Hermann, who acted as an external expert on INTEGER, says that “continuous efforts towards a better gender balance are still needed.” She believes that stronger measures such as compulsory gender equity training for evaluation committee members would lead to better results, though she notes that external factors such as government capping of the number of new CNRS positions that can be made available hinder rapid progress. Regardless, “having so [much] data in such detail is very important if you want to understand [and discuss] the situation,” Hermann stresses.
In its report, CNRS states that the institution will use the data to further develop its action plan and reflect on its broader human resources strategy. Setting such objectives “is extremely positive,” Vernos says, though she adds that she would have liked to see more specific actions proposed. “Collecting the numbers and following them up over time is essential for raising awareness and for transparency, but also to evaluate whether the measures and policies that were put in place are effective … and improve … them,” says Vernos, who currently coordinates LIBRA, a European project to design and implement gender equality plans in life sciences institutions.
Now, following new national laws, all universities and public research institutions in France must follow in CNRS’s footsteps to establish gender equality plans and publish progress reports. Elizabeth Pollitzer, the managing director of Portia, a U.K.-based nonprofit that promotes gender equality in science, hopes more institutions will join the effort as well. For her part, she is involved in a European gender action plan project in physics institutions called GENERA. More broadly, she says, “what we need now is for more research institutions to publish their data in a calibrated way with others, so that systematic comparisons and evaluation of what works and what does not can be made.”
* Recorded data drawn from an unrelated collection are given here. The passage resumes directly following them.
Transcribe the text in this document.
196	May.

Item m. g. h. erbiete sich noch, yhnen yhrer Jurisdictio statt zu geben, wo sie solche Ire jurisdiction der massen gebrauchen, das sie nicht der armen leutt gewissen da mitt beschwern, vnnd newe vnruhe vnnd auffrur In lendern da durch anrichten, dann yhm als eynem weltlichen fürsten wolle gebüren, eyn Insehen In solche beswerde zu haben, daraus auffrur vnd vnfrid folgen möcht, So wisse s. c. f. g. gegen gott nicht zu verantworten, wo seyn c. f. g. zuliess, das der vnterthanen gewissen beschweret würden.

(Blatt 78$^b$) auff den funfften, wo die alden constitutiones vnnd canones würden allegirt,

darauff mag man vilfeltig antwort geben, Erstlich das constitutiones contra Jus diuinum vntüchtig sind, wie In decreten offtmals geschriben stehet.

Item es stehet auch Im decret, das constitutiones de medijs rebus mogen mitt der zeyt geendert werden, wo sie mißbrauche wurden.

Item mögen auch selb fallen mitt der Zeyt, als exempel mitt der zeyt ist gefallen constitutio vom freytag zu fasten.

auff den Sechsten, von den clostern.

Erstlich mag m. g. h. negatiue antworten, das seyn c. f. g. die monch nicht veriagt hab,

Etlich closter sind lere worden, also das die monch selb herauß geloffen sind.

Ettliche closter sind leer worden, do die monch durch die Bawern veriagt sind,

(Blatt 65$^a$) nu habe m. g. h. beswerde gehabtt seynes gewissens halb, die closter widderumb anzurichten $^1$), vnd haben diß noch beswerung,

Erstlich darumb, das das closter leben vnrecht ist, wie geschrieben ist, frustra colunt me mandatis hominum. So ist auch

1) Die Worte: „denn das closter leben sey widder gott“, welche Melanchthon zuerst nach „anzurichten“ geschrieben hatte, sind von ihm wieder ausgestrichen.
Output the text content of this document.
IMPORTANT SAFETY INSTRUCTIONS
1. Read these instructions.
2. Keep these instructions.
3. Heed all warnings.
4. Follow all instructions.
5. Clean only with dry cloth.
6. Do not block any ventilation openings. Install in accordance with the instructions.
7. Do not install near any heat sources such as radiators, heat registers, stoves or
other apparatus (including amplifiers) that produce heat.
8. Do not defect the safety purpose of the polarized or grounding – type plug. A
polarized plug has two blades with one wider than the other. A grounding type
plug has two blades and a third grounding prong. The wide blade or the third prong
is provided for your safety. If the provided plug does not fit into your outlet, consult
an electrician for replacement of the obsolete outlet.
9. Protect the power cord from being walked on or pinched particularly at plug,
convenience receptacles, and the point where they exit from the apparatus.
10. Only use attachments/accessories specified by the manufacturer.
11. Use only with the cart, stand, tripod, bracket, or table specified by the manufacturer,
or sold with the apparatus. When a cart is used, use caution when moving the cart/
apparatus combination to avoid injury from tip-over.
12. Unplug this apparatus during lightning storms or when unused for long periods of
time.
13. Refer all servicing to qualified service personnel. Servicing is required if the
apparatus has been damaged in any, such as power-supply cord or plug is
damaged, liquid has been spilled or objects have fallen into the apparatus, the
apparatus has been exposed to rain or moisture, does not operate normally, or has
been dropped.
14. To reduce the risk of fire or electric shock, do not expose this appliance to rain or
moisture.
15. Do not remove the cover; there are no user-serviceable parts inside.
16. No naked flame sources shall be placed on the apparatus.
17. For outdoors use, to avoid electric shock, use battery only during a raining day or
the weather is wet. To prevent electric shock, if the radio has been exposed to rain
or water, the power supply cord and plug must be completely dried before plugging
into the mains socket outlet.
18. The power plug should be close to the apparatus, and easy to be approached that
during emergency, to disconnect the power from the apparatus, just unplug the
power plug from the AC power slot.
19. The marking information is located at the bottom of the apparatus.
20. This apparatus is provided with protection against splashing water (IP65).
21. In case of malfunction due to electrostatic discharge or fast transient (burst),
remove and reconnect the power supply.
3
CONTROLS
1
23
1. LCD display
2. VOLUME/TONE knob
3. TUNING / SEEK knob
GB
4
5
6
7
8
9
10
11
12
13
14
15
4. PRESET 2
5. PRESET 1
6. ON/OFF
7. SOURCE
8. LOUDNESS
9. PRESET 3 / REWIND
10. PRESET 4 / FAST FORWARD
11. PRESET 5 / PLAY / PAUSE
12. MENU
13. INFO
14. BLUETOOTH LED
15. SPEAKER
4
There are structural and cultural reasons that women are underrepresented in science, but there are still things that individuals can do to take the matter into their own hands. It is especially important, Hermann says, for early-career women to seek mentors who will encourage them to apply for positions, even if they lack the confidence, and who will introduce them to the hidden rules of success in academia. Another piece of advice is to network, she adds. “If you are in contact with other people, you can hear about opportunities,” and you get to see how others have balanced their private and professional lives, Hermann says. Male colleagues, too, should get on board and help foster a more inclusive working environment, she emphasizes. “The objective is … to work together because … that mixing is very important for science,” Hermann argues. These efforts are to everyone’s benefit, she says, because improving working conditions for women will ultimately lead to better conditions for everyone.